Михаил Павлович Ростов сидел в пустой ванне. Он был одет словно на выход, в неизменный строгий сюртук и жилет. Поза была неестественной: тело сползло вниз, голова запрокинута на холодный эмалированный борт ванны, широко открытые, застывшие глаза безразлично смотрели в потолок. На виске, чуть выше левой брови, зияло небольшое, аккуратное входное отверстие. Из него тонкой засохшей струйкой сползла на щеку и застыла бурая кровь. На полу ванны, рядом с его бессильно упавшей правой рукой, лежал револьвер "Смит-Вессон" — служебный, казенный, который Ростов, как бывший чиновник, имел право носить. Ладони были раскрыты, пальцы слегка согнуты, будто в последний миг пытались ухватиться за что-то невидимое. Рядом с револьвером валялся маленький пустой стеклянный флакон из-под нашатырного спирта.

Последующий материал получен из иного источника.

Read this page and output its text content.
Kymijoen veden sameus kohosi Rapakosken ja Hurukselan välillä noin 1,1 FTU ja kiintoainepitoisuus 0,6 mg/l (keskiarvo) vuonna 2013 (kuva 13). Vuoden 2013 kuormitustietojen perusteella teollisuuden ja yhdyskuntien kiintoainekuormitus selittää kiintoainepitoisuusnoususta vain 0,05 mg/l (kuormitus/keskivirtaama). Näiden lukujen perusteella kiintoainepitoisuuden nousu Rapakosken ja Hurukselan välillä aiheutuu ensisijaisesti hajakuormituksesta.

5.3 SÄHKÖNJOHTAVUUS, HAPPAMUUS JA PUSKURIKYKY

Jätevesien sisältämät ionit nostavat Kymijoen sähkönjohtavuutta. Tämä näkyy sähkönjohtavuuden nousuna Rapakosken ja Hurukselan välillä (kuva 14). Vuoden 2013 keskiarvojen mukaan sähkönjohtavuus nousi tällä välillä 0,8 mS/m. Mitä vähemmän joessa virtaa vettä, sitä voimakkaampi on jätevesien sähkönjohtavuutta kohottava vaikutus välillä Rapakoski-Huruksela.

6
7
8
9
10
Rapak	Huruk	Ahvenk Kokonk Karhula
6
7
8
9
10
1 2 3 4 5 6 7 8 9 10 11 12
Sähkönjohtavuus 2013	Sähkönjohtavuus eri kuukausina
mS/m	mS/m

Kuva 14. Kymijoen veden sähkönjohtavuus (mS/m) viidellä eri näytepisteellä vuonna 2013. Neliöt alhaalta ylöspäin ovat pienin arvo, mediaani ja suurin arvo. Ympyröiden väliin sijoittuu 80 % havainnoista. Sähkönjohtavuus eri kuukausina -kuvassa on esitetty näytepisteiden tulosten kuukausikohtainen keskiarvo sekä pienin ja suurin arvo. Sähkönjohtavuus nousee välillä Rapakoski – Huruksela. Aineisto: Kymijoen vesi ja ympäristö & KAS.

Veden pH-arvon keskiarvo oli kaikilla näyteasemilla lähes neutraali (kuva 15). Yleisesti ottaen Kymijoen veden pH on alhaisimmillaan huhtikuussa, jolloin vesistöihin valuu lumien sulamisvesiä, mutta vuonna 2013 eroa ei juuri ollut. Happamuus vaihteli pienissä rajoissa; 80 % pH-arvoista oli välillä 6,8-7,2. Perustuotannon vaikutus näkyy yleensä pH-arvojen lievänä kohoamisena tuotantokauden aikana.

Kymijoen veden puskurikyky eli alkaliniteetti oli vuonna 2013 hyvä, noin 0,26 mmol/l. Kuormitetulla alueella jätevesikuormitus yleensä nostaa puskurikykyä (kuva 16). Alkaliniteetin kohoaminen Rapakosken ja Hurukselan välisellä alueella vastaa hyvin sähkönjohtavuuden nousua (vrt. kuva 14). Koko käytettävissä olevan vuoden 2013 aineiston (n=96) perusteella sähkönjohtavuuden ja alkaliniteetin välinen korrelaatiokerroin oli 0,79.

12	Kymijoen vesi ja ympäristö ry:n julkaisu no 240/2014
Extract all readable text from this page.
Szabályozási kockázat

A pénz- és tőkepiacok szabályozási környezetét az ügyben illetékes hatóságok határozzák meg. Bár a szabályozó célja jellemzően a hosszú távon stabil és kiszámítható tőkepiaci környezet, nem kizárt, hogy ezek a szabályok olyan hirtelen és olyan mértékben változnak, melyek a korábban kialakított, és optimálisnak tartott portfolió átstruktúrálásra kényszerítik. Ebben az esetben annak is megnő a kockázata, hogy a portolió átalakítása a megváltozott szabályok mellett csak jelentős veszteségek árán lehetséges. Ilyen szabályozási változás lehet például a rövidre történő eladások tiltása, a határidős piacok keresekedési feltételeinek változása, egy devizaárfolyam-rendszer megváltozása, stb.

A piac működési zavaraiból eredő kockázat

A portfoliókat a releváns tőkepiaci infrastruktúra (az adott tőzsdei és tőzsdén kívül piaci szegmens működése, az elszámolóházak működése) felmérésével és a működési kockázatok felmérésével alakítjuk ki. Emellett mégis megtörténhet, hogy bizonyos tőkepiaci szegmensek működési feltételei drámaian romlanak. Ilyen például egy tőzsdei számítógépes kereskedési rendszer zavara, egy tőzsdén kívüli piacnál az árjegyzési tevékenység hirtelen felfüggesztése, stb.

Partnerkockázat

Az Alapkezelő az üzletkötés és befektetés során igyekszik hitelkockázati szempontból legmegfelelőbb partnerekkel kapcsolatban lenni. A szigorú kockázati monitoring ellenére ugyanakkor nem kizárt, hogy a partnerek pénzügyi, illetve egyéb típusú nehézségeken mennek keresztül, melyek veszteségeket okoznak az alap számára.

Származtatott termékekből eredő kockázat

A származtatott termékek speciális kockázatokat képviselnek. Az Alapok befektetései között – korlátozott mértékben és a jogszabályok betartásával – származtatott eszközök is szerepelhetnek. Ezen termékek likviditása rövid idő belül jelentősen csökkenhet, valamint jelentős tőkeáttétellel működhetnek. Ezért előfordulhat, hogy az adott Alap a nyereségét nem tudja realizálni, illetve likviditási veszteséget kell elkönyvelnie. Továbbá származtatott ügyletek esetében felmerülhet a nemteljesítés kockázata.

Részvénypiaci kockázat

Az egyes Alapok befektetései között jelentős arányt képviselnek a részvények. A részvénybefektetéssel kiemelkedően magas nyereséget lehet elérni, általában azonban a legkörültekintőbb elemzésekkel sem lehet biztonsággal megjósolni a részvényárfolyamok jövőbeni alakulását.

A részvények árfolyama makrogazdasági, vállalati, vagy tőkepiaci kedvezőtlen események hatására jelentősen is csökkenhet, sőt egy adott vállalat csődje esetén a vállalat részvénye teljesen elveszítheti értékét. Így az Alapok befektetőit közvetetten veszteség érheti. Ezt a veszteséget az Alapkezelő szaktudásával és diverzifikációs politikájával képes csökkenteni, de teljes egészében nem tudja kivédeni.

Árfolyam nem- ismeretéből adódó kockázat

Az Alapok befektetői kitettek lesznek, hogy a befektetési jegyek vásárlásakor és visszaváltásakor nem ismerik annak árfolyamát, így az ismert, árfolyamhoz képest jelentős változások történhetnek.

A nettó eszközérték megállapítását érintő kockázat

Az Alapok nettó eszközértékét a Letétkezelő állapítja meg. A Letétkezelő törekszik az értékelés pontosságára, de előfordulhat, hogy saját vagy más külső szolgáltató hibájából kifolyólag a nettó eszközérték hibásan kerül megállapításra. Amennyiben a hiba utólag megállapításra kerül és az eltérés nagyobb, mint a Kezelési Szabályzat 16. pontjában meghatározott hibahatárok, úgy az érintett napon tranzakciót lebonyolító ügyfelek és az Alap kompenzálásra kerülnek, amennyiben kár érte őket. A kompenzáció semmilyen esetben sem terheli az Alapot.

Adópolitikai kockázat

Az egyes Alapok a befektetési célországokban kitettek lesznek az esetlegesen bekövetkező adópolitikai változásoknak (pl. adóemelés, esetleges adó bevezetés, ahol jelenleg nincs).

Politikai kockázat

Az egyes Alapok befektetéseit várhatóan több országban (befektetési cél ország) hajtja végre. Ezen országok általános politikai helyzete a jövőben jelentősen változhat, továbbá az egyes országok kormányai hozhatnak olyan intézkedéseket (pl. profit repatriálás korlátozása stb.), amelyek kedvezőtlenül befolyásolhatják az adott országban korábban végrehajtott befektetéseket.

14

Тишина стала гулкой и бьющей по ушам сердечным ритмом. Дмитрий замер на пороге, не в силах оторвать взгляд от этого жуткого, тщательно обставленной сцены самоуничтожения. Тот самый педантичный человек, что годами выверял каждую копейку в их отчетах, теперь навсегда свел счеты с жизнью в ледяной пустоте ванной комнаты, оставив после себя лишь хаос на столе, хаос в шкафах и невыносимый, сладковато-тяжелый запах смерти.
***
В один из последних февральских дней братья сидели в малой гостиной. Огонь в камине трещал, пытаясь прогнать февральскую стужу, забившуюся в углы усадьбы. Пар поднимался от фарфоровых чашек с крепким чаем, но не мог рассеять ледяную тяжесть, висевшую между братьями. Дмитрий не пил. Он снова и снова мял в руках листок с заключением полиции, будто пытаясь разглядеть в его безупречно казенных строчках хоть намек на правду.
— Самоубийство, — голос его сорвался, стал резким, срывающимся на высокой ноте. Он швырнул бумагу на низкий столик рядом с подносом. — Нервное расстройство. Да ты посмотри на это, Саша! — Он вскочил, начал мерить шагами ковер перед камином, его тень металась по стенам как отдельное, живое существо. — Ростов! Человек, который жил по расписанию, как швейцарские часы! Который панически боялся любого намека на скандал! Который заикался от одной мысли о неоплаченном вовремя счете! И вот он, по версии сыщиков, вдруг срывается, устраивает погром в собственном кабинете, как пьяный матрос, хватает револьвер и... бац! В ванной! Аккуратно прикрыв за собой дверь? Это же... это же полнейший, вопиющий беспредел! Они даже пальцем не пошевелили!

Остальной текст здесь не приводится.